—¿Qué pinta aquí un sacerdote?
—El conoce los viejos textos y puede aconsejar.
Ante el
batab
, de rodillas y separados de los demás, aguardaban dos hombres y una mujer. Reconocí a los hombres de inmediato, los había visto muchas veces trabajando en el taller de plumería cuando llevaba los paquetes de material que guardaba el amo en el almacén.
Empezó a hablar el más viejo a instancias del
batab
, y aunque no comprendí todo el discurso, me enteré de que acusaba al joven de adulterio. Habló luego éste y la mujer, pero poco podían oponer al acusador que los había sorprendido in fraganti. El
batab
consultó rápidamente con el escriba, preguntó al viejo si perdonaba al otro, éste respondió que no y entonces promulgó la sentencia.
La mujer fue expulsada del patio a empujones e insultos, y a su joven amante lo sentaron bajo la ceiba. El esposo burlado subió por una escalera a una rama alta y desde ella soltó una piedra del tamaño de un melón sobre la cabeza del reo. El impacto sonó como si chascara una rama seca. Un instante antes el preso miraba aterrado al público que tenía delante, y al momento sus ojos se quedaron en blanco. La sangre manó manchándole la cara.
Nos quedamos con la vista fija en el muerto hasta que uno de los
holcanes
nos ordenó volver al trabajo.
Días más tarde, no recuerdo cuántos. José enfermó del estómago. El capataz lo encontró por la mañana bañado en sudor y manchado de vómito. Poco habíamos podido hacer para auxiliarle durante la noche, apenas darle un trago de agua de vez en cuando, pero ni eso toleraba.
Rafael y yo lo lavamos y lo dejamos tendido sobre una esterilla limpia y cubierto con su manta de algodón. Ardía de fiebre, y en su delirio hablaba de la fuga, de los barcos que seguro nos andaban buscando y de cómo hacer para que nos vieran desde algún altozano de la costa, hablaba de trucos para burlar a los
holcanes
, de la muerte que tenía reservada a cada uno de los que le habían hecho daño y de que era un error que él estuviera allí. Por suerte, seguía sin hablar una palabra de maya, así que para nuestros amos aquello no era más que un balbuceo incomprensible. Lo primero que hizo el curandero fue colocar un elote en cada esquina de la estera y otro junto a la cabeza para alejar del lecho a los malos espíritus, y lo segundo fue escupir sobre el enfermo salivazos amarillentos de tabaco.

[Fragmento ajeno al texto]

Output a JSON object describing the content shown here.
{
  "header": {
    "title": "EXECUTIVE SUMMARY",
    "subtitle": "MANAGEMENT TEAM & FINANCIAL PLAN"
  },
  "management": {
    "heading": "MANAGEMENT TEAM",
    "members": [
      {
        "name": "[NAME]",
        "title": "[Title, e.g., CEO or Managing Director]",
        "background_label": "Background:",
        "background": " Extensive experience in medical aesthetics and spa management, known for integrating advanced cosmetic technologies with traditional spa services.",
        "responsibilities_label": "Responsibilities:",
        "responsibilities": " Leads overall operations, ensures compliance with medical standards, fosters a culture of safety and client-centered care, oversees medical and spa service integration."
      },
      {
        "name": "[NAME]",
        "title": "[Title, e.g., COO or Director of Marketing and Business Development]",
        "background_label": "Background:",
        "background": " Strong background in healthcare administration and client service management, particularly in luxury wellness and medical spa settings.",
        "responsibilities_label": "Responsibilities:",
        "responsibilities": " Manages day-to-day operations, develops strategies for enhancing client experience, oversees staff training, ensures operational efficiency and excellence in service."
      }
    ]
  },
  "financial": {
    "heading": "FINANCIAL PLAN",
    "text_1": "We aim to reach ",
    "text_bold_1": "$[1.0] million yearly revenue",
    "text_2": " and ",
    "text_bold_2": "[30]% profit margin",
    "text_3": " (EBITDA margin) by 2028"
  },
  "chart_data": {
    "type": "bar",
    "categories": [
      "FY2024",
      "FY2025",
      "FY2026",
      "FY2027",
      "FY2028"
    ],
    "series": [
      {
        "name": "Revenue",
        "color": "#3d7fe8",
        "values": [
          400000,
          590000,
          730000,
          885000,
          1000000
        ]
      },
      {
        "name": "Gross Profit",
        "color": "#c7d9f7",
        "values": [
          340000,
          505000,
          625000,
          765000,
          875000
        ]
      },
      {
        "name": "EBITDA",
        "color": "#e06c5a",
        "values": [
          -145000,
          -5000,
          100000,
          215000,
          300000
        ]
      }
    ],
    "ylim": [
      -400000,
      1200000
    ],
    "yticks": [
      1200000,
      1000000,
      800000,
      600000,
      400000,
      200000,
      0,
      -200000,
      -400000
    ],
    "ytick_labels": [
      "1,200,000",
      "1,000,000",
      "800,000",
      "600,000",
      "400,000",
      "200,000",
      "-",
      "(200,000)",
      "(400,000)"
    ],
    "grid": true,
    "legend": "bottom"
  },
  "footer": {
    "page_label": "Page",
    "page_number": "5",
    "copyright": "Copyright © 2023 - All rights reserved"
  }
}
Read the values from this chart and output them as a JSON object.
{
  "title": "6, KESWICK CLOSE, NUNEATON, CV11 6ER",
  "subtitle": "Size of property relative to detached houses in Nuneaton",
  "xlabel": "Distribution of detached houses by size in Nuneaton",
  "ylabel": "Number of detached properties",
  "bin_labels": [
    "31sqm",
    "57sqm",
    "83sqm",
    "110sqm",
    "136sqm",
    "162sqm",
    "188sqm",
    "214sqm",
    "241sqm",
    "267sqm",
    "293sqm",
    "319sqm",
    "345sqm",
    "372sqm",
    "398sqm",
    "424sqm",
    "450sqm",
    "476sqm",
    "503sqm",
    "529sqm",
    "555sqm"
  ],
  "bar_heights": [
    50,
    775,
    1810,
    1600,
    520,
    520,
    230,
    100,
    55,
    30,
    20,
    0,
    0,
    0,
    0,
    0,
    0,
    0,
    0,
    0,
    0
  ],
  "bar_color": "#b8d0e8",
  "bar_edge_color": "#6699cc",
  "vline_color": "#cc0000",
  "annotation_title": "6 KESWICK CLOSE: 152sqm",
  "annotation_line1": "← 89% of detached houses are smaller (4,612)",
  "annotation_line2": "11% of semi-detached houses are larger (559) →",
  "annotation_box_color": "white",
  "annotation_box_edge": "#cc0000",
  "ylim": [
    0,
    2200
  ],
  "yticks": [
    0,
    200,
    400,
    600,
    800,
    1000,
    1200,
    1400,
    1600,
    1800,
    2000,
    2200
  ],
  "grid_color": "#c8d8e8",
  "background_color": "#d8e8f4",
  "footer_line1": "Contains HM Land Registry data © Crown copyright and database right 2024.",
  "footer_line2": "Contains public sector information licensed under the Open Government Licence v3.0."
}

En la misma postura que los dejamos por la mañana los encontramos al volver de las milpas. José parecía estar mejor. Seguía con fiebre, pero ya no era tan alta como de madrugada, incluso comió algo y fue capaz de beber. Pero a medianoche volvió a empeorar. El pobre temblaba en la esterilla como un pez fuera del agua. Con el amanecer volvió la mejoría, pero su debilidad ya parecía crónica. Tenía el rostro céreo y los ojos se le hundían tras los pómulos picudos.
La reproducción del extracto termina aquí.